The Medicine Hat News
Calgary - As a conductor for CP Rail/VIA Rail Canada, Jess Nowicki has been selling his passengers on the railway for more than 30 years.
When he stepped down from his eastbound passenger train recently, he retired as an employee but he will continue to sell the railway. Combining years of experience and a life-long hobby of collecting historical material on Canada's railways, he plans to market rail memorabilia.
But Nowicki will be doing more than just selling. He will be carrying on an interest in trains and railroading that began in his boyhood years ago in Suffield when he and friends used to sneak rides on passing freights.
In his office, surrounded by books, photographs, old uniforms, and about 5,000 letters from rail passengers, Norwicki said, "There is a lot of history behind the Canadian Pacific Railway... after all, it was the railway that made this country."
A member of 14 railway historical clubs and societies, he said there is much of the railroad's history he wants to get across to the people.
His collection includes a copy of the telegram sent to John A. Macdonald from William C. Van Home advising him that the railway was completed at Craigellachie, B.C. on 7 Nov 1885. In his office he has photos of the first engine to operate in Canada and most of the modern units which ply the rails today. There is also a photo of Mrs. Van Home riding the cowcatcher of a locomotive through the Rockies in 1891.
Somewhere he has a $10 ticket for a return trip down the old Turkey Trail rail line from Dunmore to Lethbridge and over to Great Falls. He couldn't quite put his finger on it in the piles of papers and letters his desk harbors.
Nowicki produced photos of the old station at Dunmore and said it was the same size as the one in Medicine Hat. Some shots show the chutes where coal was dumped into the standard size CP Rail cars from the narrow gauge cars that came from the Lethbridge area coal mines. In 1893 the CPR took over the Lethbridge run and converted the line to standard gauge. He also has photos of Medicine Hat and the first rail trestle built over the South Saskatchewan River. It was wiped out by ice after the spring breakup.
Nowicki said he is trying to keep the railway alive in peoples' minds. He added the railway is what has kept him alive.
On 2 Apr 1932 he continued a family tradition by starting as a section man in the Medicine Hat area for 25 cents an hour.
JOBS SCARCE
"Jobs were pretty scarce then and 25 cents looked pretty good.
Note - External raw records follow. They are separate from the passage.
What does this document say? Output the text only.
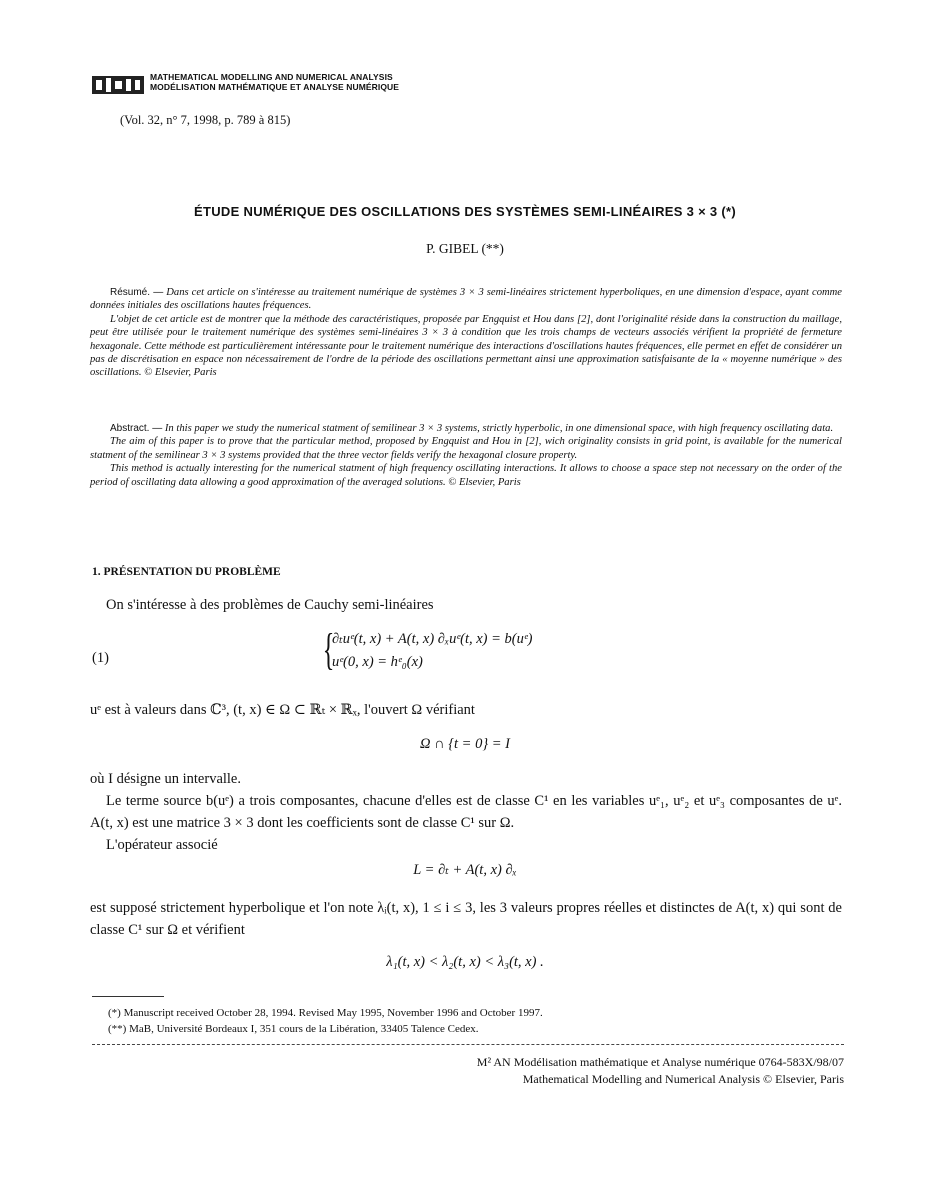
MATHEMATICAL MODELLING AND NUMERICAL ANALYSIS
MODÉLISATION MATHÉMATIQUE ET ANALYSE NUMÉRIQUE
(Vol. 32, n° 7, 1998, p. 789 à 815)
ÉTUDE NUMÉRIQUE DES OSCILLATIONS DES SYSTÈMES SEMI-LINÉAIRES 3 × 3 (*)
P. GIBEL (**)

Résumé. — Dans cet article on s'intéresse au traitement numérique de systèmes 3 × 3 semi-linéaires strictement hyperboliques, en une dimension d'espace, ayant comme données initiales des oscillations hautes fréquences.

L'objet de cet article est de montrer que la méthode des caractéristiques, proposée par Engquist et Hou dans [2], dont l'originalité réside dans la construction du maillage, peut être utilisée pour le traitement numérique des systèmes semi-linéaires 3 × 3 à condition que les trois champs de vecteurs associés vérifient la propriété de fermeture hexagonale. Cette méthode est particulièrement intéressante pour le traitement numérique des interactions d'oscillations hautes fréquences, elle permet en effet de considérer un pas de discrétisation en espace non nécessairement de l'ordre de la période des oscillations permettant ainsi une approximation satisfaisante de la « moyenne numérique » des oscillations. © Elsevier, Paris

Abstract. — In this paper we study the numerical statment of semilinear 3 × 3 systems, strictly hyperbolic, in one dimensional space, with high frequency oscillating data.

The aim of this paper is to prove that the particular method, proposed by Engquist and Hou in [2], wich originality consists in grid point, is available for the numerical statment of the semilinear 3 × 3 systems provided that the three vector fields verify the hexagonal closure property.

This method is actually interesting for the numerical statment of high frequency oscillating interactions. It allows to choose a space step not necessary on the order of the period of oscillating data allowing a good approximation of the averaged solutions. © Elsevier, Paris

1. PRÉSENTATION DU PROBLÈME
On s'intéresse à des problèmes de Cauchy semi-linéaires
(1)	{
∂ₜuᵉ(t, x) + A(t, x) ∂ₓuᵉ(t, x) = b(uᵉ)
uᵉ(0, x) = hᵉ₀(x)
uᵉ est à valeurs dans ℂ³, (t, x) ∈ Ω ⊂ ℝₜ × ℝₓ, l'ouvert Ω vérifiant
Ω ∩ {t = 0} = I
où I désigne un intervalle.
Le terme source b(uᵉ) a trois composantes, chacune d'elles est de classe C¹ en les variables uᵉ₁, uᵉ₂ et uᵉ₃ composantes de uᵉ. A(t, x) est une matrice 3 × 3 dont les coefficients sont de classe C¹ sur Ω.
L'opérateur associé
L = ∂ₜ + A(t, x) ∂ₓ
est supposé strictement hyperbolique et l'on note λᵢ(t, x), 1 ≤ i ≤ 3, les 3 valeurs propres réelles et distinctes de A(t, x) qui sont de classe C¹ sur Ω et vérifient
λ₁(t, x) < λ₂(t, x) < λ₃(t, x) .
(*) Manuscript received October 28, 1994. Revised May 1995, November 1996 and October 1997.
(**) MaB, Université Bordeaux I, 351 cours de la Libération, 33405 Talence Cedex.
M² AN Modélisation mathématique et Analyse numérique 0764-583X/98/07
Mathematical Modelling and Numerical Analysis © Elsevier, Paris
Most fellows worked for ranchers for room and board and they received some money from the government. I was lucky, because at that time if you weren't connected with the railway you couldn't get a job."Nowicki was well connected. Both of his grandfathers worked for trhe railway starting in 1895. His father started work as a section man in 1903.
He could only manage part time work during the Depression and worked elsewhere during those years. In 1942, he hired on as a trainman and worked from the spareboard until he acquired enough seniority to get permanent work.
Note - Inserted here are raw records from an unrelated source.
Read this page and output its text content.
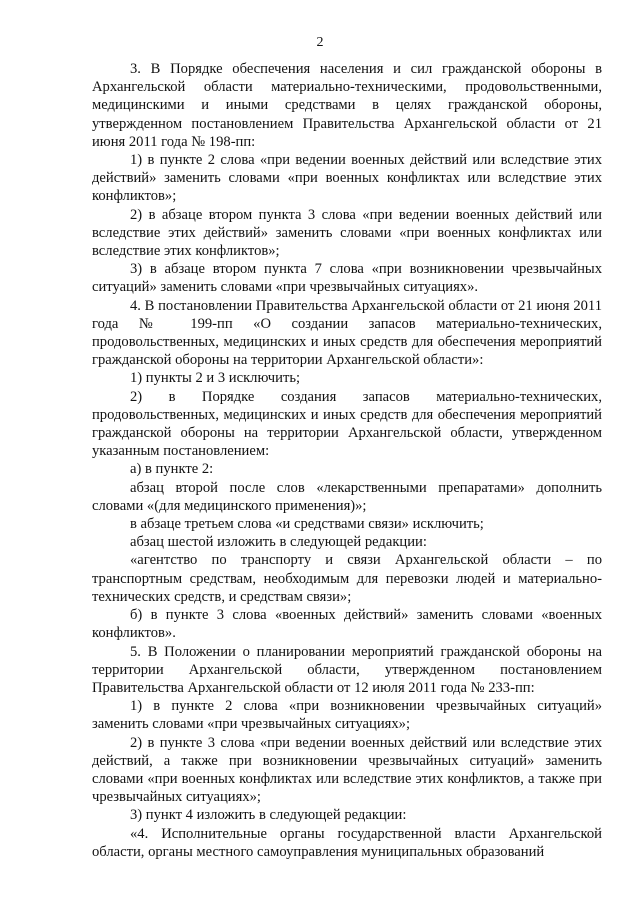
2

3. В Порядке обеспечения населения и сил гражданской обороны в Архангельской области материально-техническими, продовольственными, медицинскими и иными средствами в целях гражданской обороны, утвержденном постановлением Правительства Архангельской области от 21 июня 2011 года № 198-пп:

1) в пункте 2 слова «при ведении военных действий или вследствие этих действий» заменить словами «при военных конфликтах или вследствие этих конфликтов»;

2) в абзаце втором пункта 3 слова «при ведении военных действий или вследствие этих действий» заменить словами «при военных конфликтах или вследствие этих конфликтов»;

3) в абзаце втором пункта 7 слова «при возникновении чрезвычайных ситуаций» заменить словами «при чрезвычайных ситуациях».

4. В постановлении Правительства Архангельской области от 21 июня 2011 года № 199-пп «О создании запасов материально-технических, продовольственных, медицинских и иных средств для обеспечения мероприятий гражданской обороны на территории Архангельской области»:

1) пункты 2 и 3 исключить;

2) в Порядке создания запасов материально-технических, продовольственных, медицинских и иных средств для обеспечения мероприятий гражданской обороны на территории Архангельской области, утвержденном указанным постановлением:

а) в пункте 2:

абзац второй после слов «лекарственными препаратами» дополнить словами «(для медицинского применения)»;

в абзаце третьем слова «и средствами связи» исключить;

абзац шестой изложить в следующей редакции:

«агентство по транспорту и связи Архангельской области – по транспортным средствам, необходимым для перевозки людей и материально-технических средств, и средствам связи»;

б) в пункте 3 слова «военных действий» заменить словами «военных конфликтов».

5. В Положении о планировании мероприятий гражданской обороны на территории Архангельской области, утвержденном постановлением Правительства Архангельской области от 12 июля 2011 года № 233-пп:

1) в пункте 2 слова «при возникновении чрезвычайных ситуаций» заменить словами «при чрезвычайных ситуациях»;

2) в пункте 3 слова «при ведении военных действий или вследствие этих действий, а также при возникновении чрезвычайных ситуаций» заменить словами «при военных конфликтах или вследствие этих конфликтов, а также при чрезвычайных ситуациях»;

3) пункт 4 изложить в следующей редакции:

«4. Исполнительные органы государственной власти Архангельской области, органы местного самоуправления муниципальных образований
In 1950, he started with the passenger services where he remained.
In the dome car, which Nowicki feels is much like a classroom, he educated and entertained thousands of travellers, selling them on the railway and informing them about much of Canada's history.
He has met movie stars and entertainers on the run between Medicine Hat and Field. "I once had Jonny Cash on my run and Eddie Cantor was there about 30 years ago," he said.
George Hamilton IV sent him a thank-you card and tape of his music.
Nowicki has been mentioned in newspaper articles from the Vancouver Sun to the Boston Globe, and he is in a photo on the cover of Trains magazine.
He said his involvement in railways will continue after retirement because he wants to keep up his interest.
"I got a letter from an engineer in Broadview who wants some information," he said. "It keeps me busy trying to find out the answers, I don't know everything," he said.
What he does know is that he has had railroading in his blood all his life and he always enjoyed the fellowship of working with a team of other railroaders.
"This is what I will be doing to keep out of trouble," he said, leaning back in his desk chair and contemplating the thousands of railway related articles in the small basement office.